Many of us will have imagined the scene like this (with apologies to Jed Mercurio and the BBC):

To reiterate, there is no way that Jed Mercurio could have known when he wrote that scene that we would be drowning in Tory sleaze in the middle of April 2021. It is not just the Greensill scandal, in which Johnson is acting like a giant bowling ball, knocking previous PM Cameron (with whom he has a deeply personal vendetta) off his pins, and those uppity rivals Rishi Sunak and Matt Hancock, along with him. There is also the question of Johnson himself breaking the ministerial code, bunging public money to his mistress while Mayor of London, and lying about it while PM. It is a resignation issue, but ‘Honest Bob’ Jenrick’s corruption did not lead to his resignation and ‘Bully’ Patel’s breaches did not lead to hers. Do not hold your breath, therefore, waiting for Johnson to do the decent thing.

Arguably, with no degree of incompetence or corruption being enough to prompt ministerial resignations, and everyone in government helping themselves to taxpayers’ money through the ‘VIP channel’ of public procurement, we no longer have standards in public life. Perhaps that is the biggest scandal of all, and so once again we turn to Ted:

“God, give me strength. A bare-faced liar promoted to our highest office…

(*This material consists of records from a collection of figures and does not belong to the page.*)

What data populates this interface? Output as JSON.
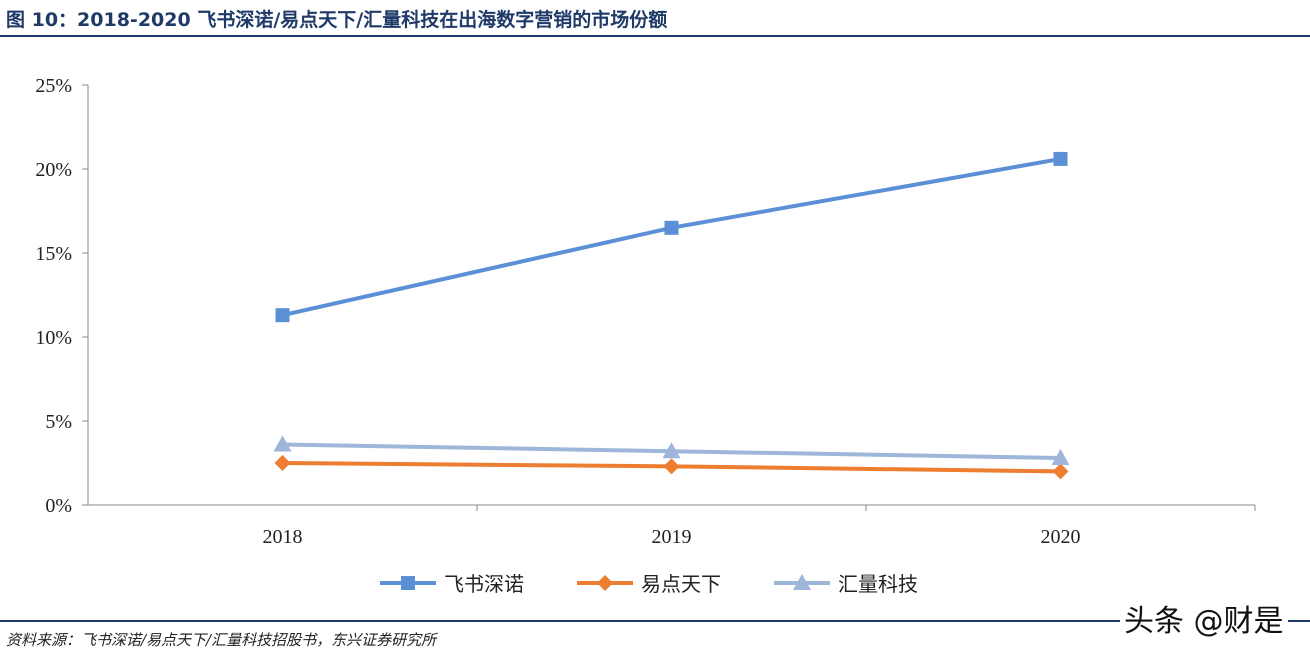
{
  "title": "图 10：2018-2020 飞书深诺/易点天下/汇量科技在出海数字营销的市场份额",
  "source": "资料来源：飞书深诺/易点天下/汇量科技招股书，东兴证券研究所",
  "watermark": "头条 @财是",
  "chart_data": {
    "type": "line",
    "categories": [
      "2018",
      "2019",
      "2020"
    ],
    "ylim": [
      0,
      25
    ],
    "yticks": [
      "0%",
      "5%",
      "10%",
      "15%",
      "20%",
      "25%"
    ],
    "grid": false,
    "legend_position": "bottom",
    "series": [
      {
        "name": "飞书深诺",
        "values": [
          11.3,
          16.5,
          20.6
        ],
        "color": "#5b8fd6",
        "marker": "square"
      },
      {
        "name": "易点天下",
        "values": [
          2.5,
          2.3,
          2.0
        ],
        "color": "#ed7d31",
        "marker": "diamond"
      },
      {
        "name": "汇量科技",
        "values": [
          3.6,
          3.2,
          2.8
        ],
        "color": "#9db6d9",
        "marker": "triangle"
      }
    ]
  }
}
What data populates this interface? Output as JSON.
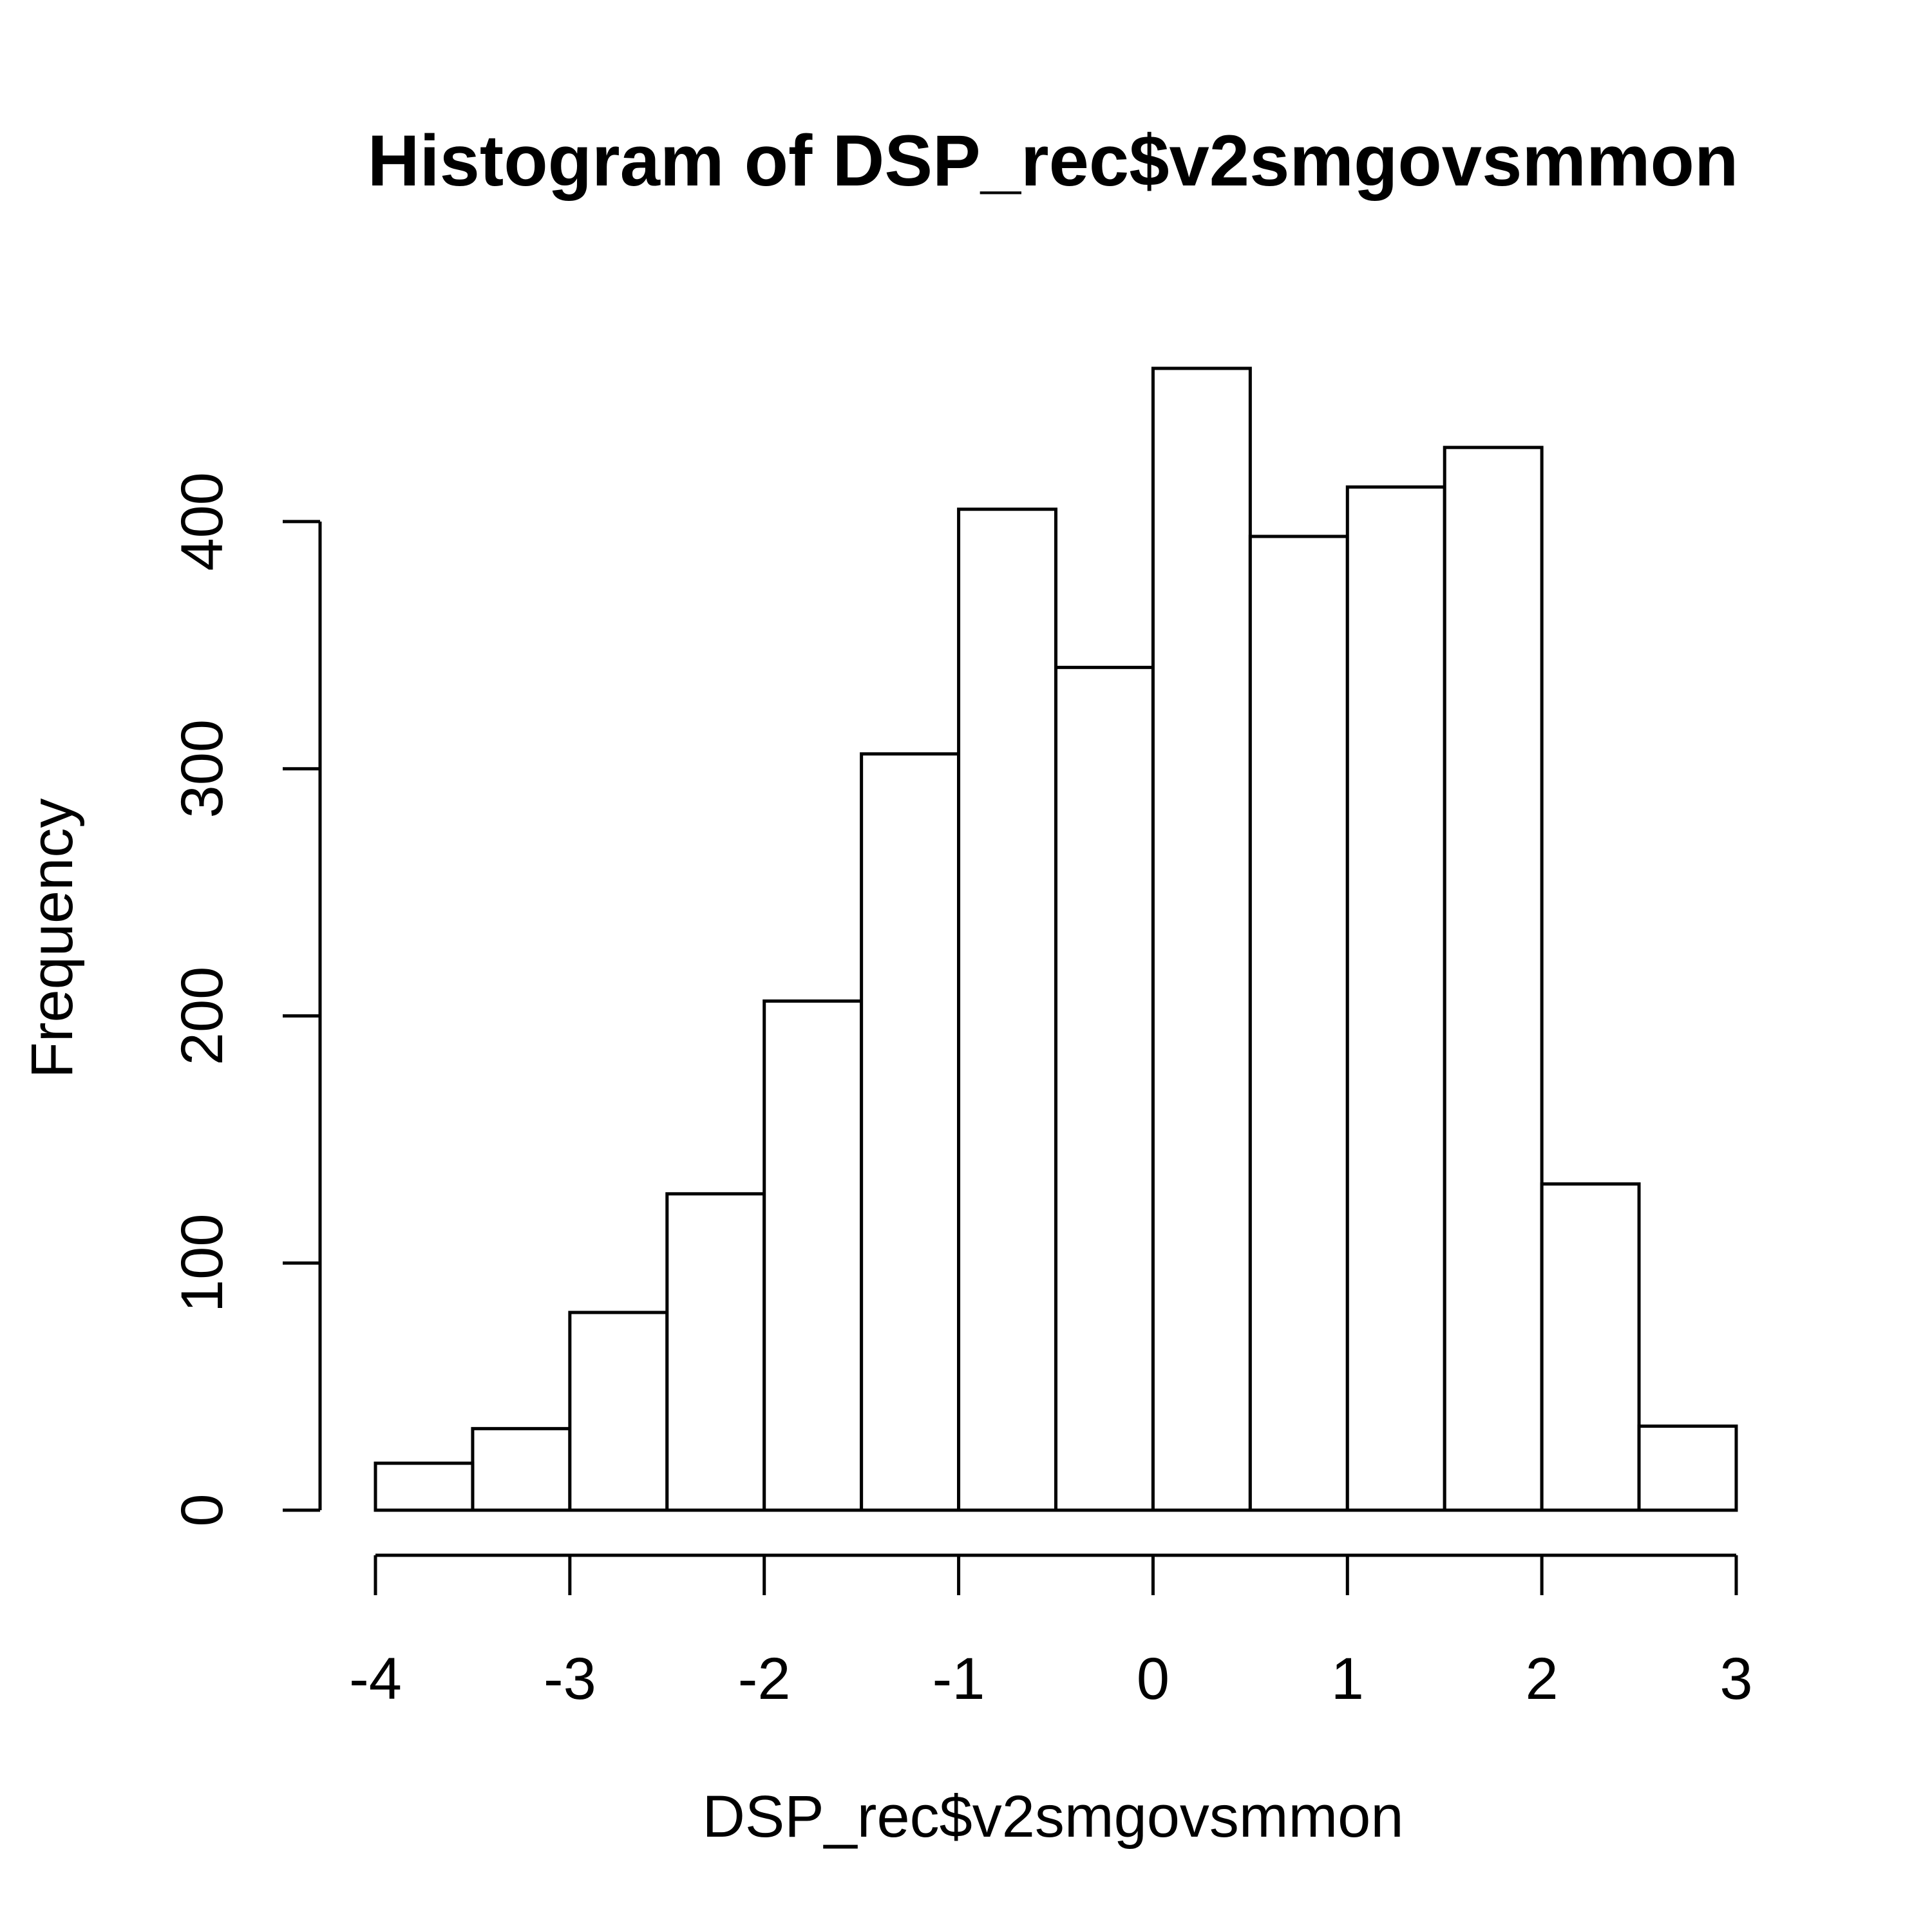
{
  "chart_data": {
    "type": "bar",
    "title": "Histogram of DSP_rec$v2smgovsmmon",
    "xlabel": "DSP_rec$v2smgovsmmon",
    "ylabel": "Frequency",
    "bins": [
      {
        "x0": -3.5,
        "x1": -3.0,
        "value": 33
      },
      {
        "x0": -3.0,
        "x1": -2.5,
        "value": 80
      },
      {
        "x0": -2.5,
        "x1": -2.0,
        "value": 128
      },
      {
        "x0": -2.0,
        "x1": -1.5,
        "value": 206
      },
      {
        "x0": -1.5,
        "x1": -1.0,
        "value": 306
      },
      {
        "x0": -1.0,
        "x1": -0.5,
        "value": 405
      },
      {
        "x0": -0.5,
        "x1": 0.0,
        "value": 341
      },
      {
        "x0": 0.0,
        "x1": 0.5,
        "value": 462
      },
      {
        "x0": 0.5,
        "x1": 1.0,
        "value": 394
      },
      {
        "x0": 1.0,
        "x1": 1.5,
        "value": 414
      },
      {
        "x0": 1.5,
        "x1": 2.0,
        "value": 430
      },
      {
        "x0": 2.0,
        "x1": 2.5,
        "value": 132
      },
      {
        "x0": 2.5,
        "x1": 3.0,
        "value": 34
      },
      {
        "x0": -4.0,
        "x1": -3.5,
        "value": 19
      }
    ],
    "xlim": [
      -4,
      3
    ],
    "ylim": [
      0,
      462
    ],
    "x_ticks": [
      -4,
      -3,
      -2,
      -1,
      0,
      1,
      2,
      3
    ],
    "y_ticks": [
      0,
      100,
      200,
      300,
      400
    ],
    "grid": false,
    "legend": "none",
    "bar_fill": "#ffffff",
    "bar_stroke": "#000000"
  }
}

This is a capitulation. This is a capitulation to criminality and corruption. I mean, what has happened to us?”

“This must be a shock, Ted. I can see you’re upset.”

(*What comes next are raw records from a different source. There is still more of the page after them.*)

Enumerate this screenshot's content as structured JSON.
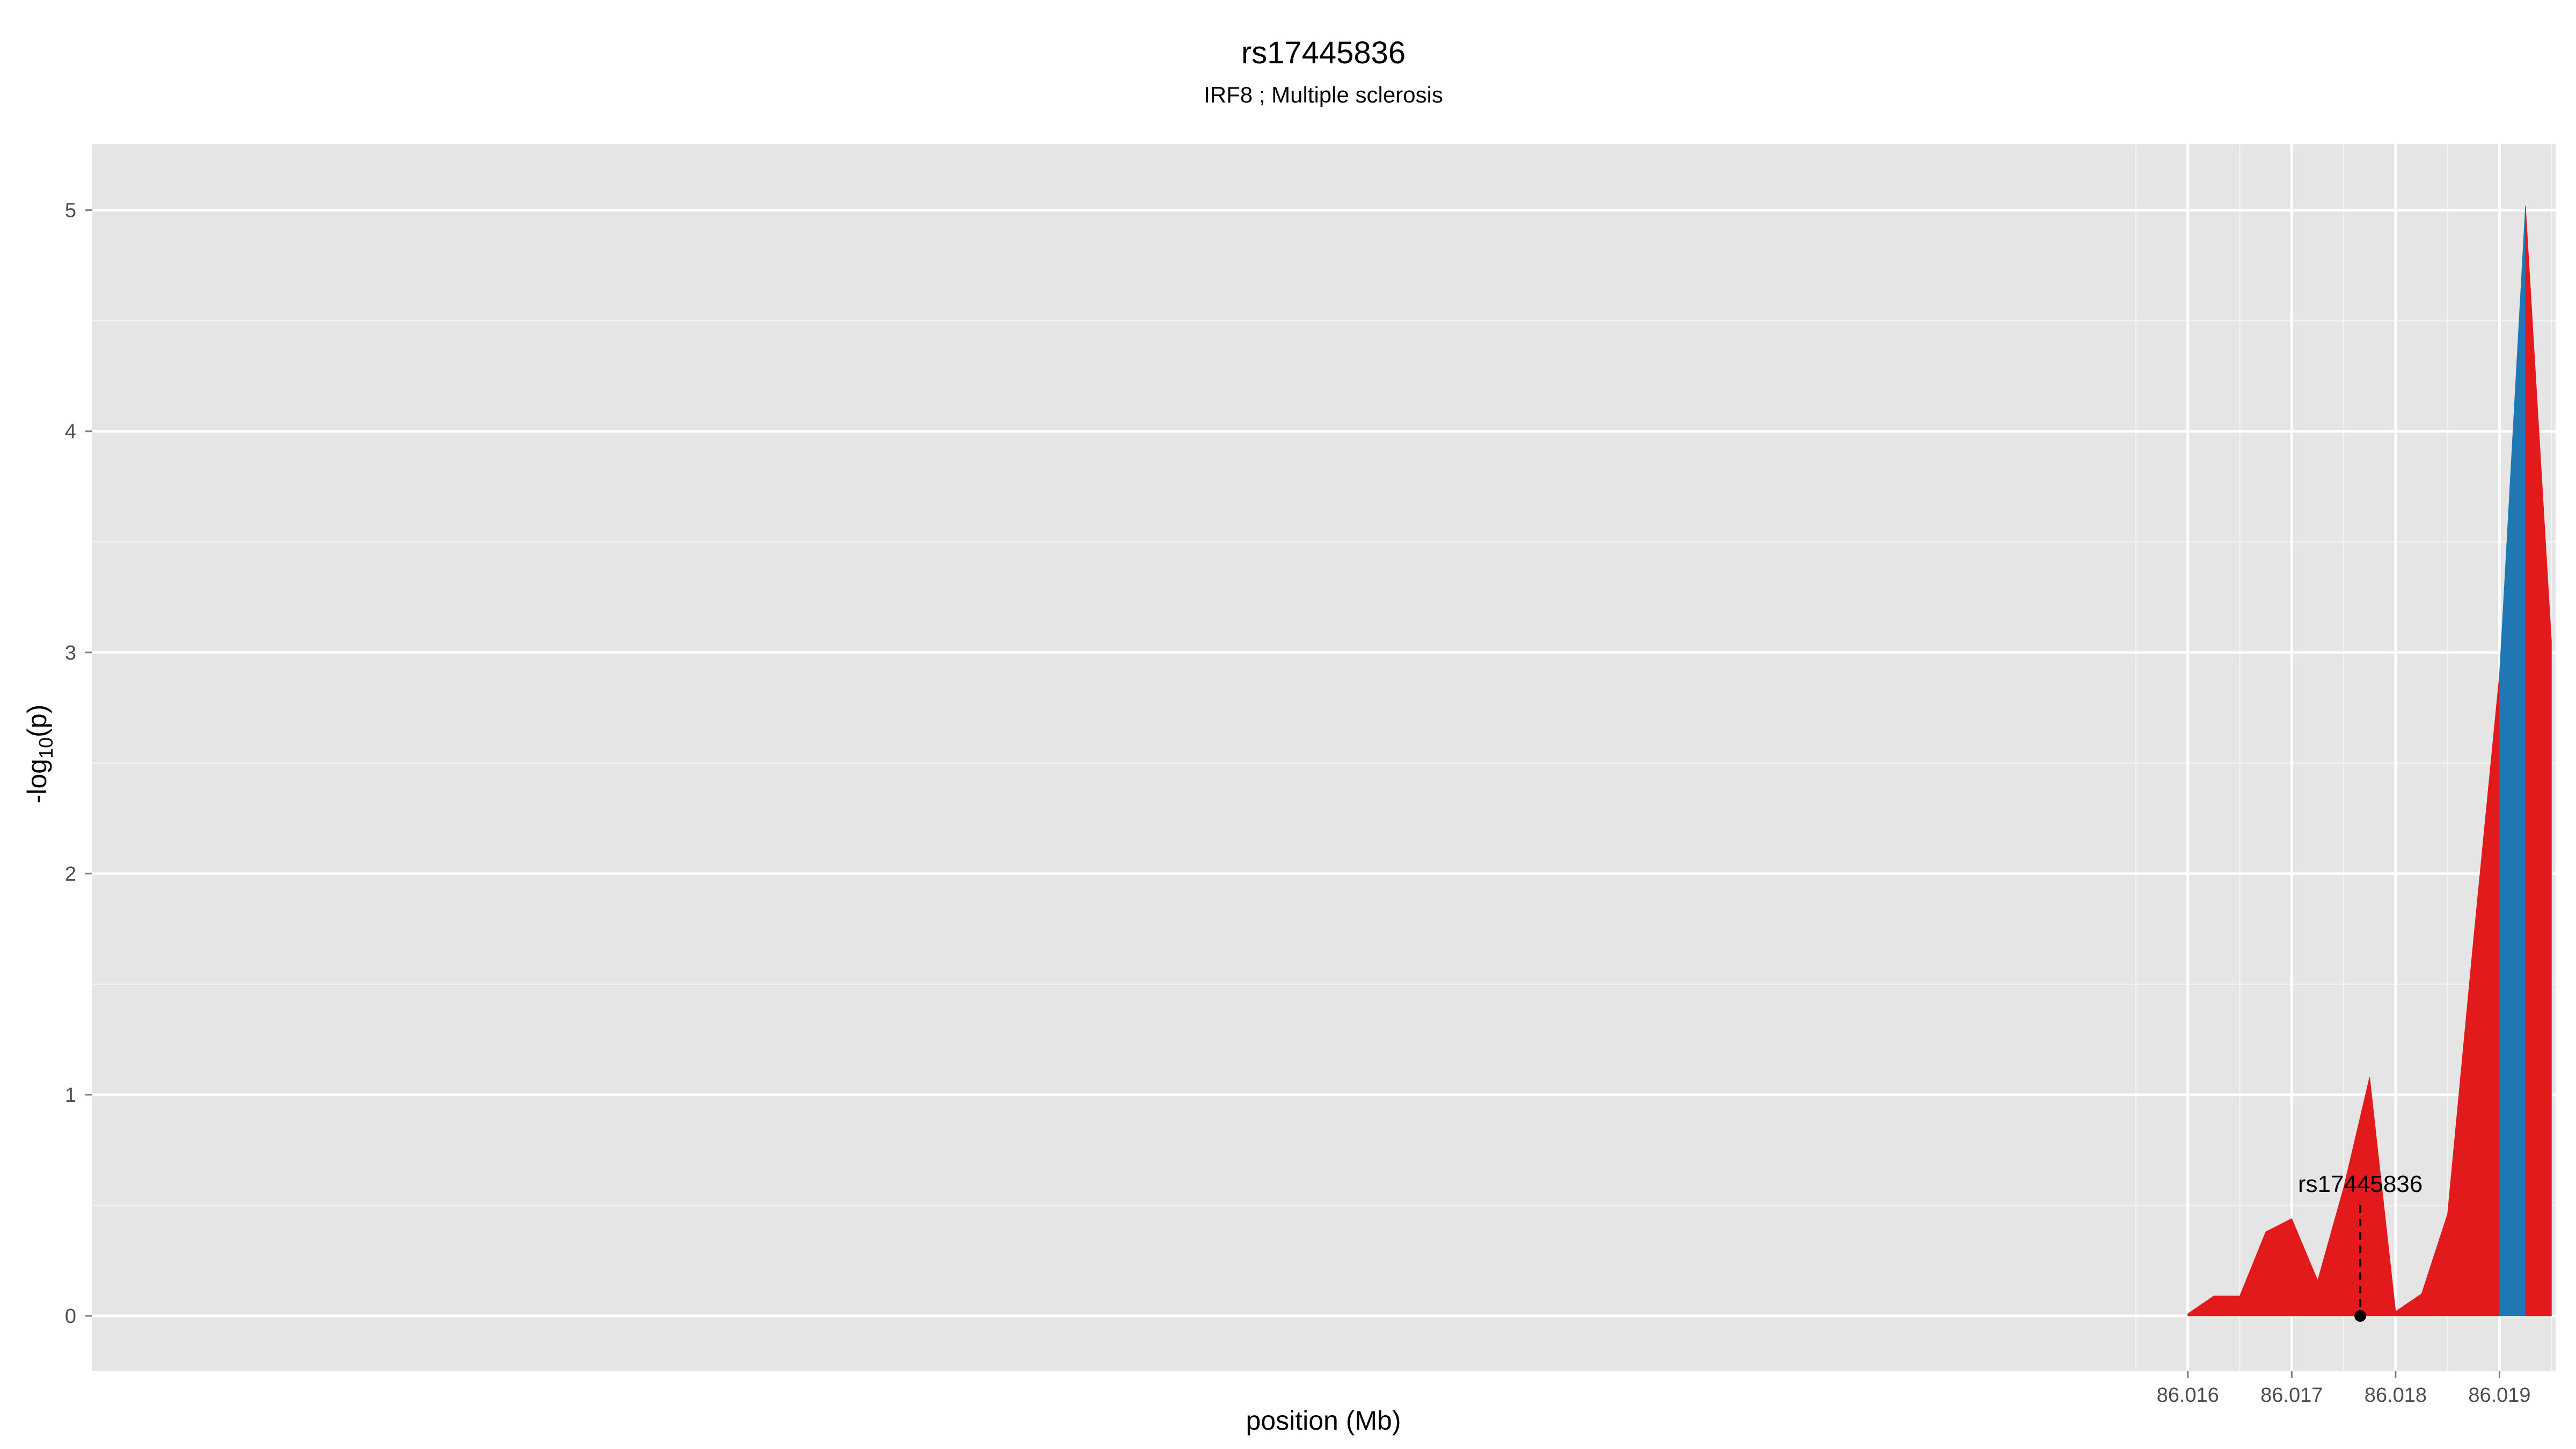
{
  "chart_data": {
    "type": "area",
    "title": "rs17445836",
    "subtitle": "IRF8 ; Multiple sclerosis",
    "xlabel": "position (Mb)",
    "ylabel": "-log10(p)",
    "xlim": [
      85.99583,
      86.01954
    ],
    "ylim": [
      -0.25,
      5.3
    ],
    "x_ticks": [
      86.016,
      86.017,
      86.018,
      86.019
    ],
    "x_tick_labels": [
      "86.016",
      "86.017",
      "86.018",
      "86.019"
    ],
    "y_ticks": [
      0,
      1,
      2,
      3,
      4,
      5
    ],
    "y_tick_labels": [
      "0",
      "1",
      "2",
      "3",
      "4",
      "5"
    ],
    "grid": true,
    "background": "#e5e5e5",
    "series": [
      {
        "color": "#e31a1c",
        "x": [
          86.016,
          86.01625,
          86.0165,
          86.01675,
          86.017,
          86.01725,
          86.0175,
          86.01775,
          86.018,
          86.01825,
          86.0185,
          86.01875,
          86.019
        ],
        "y": [
          0.01,
          0.09,
          0.09,
          0.38,
          0.44,
          0.16,
          0.58,
          1.08,
          0.02,
          0.1,
          0.46,
          1.7,
          2.9
        ]
      },
      {
        "color": "#1f78b4",
        "x": [
          86.019,
          86.01925
        ],
        "y": [
          2.9,
          5.02
        ]
      },
      {
        "color": "#e31a1c",
        "x": [
          86.01925,
          86.0195
        ],
        "y": [
          5.02,
          3.05
        ]
      }
    ],
    "annotations": [
      {
        "label": "rs17445836",
        "x": 86.01766,
        "y": 0,
        "label_y": 0.56,
        "line_top_y": 0.5
      }
    ]
  }
}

“It’s not a rhetorical question, Ma’am. What has happened to us? When did we stop caring about honesty and integrity?”

Again, some of us may have read a little more into that scene…

It comes to something when it is left to a character in a TV drama to speak a truth, even given the happenstance of timing, that our public broadcaster, so cowed by the government, dare not. This is where we are. No doubt the ultra-thin-skinned BBC Director General Tim Davie will put the word out that Jed Mercurio is not to be re-commissioned on his watch, but my goodness that was a great moment of TV. Not even Davie, with his North Korean mentality, can prevent Ted Hastings’ last stand against corruption in public life from becoming a cultural reference that will be remembered for decades.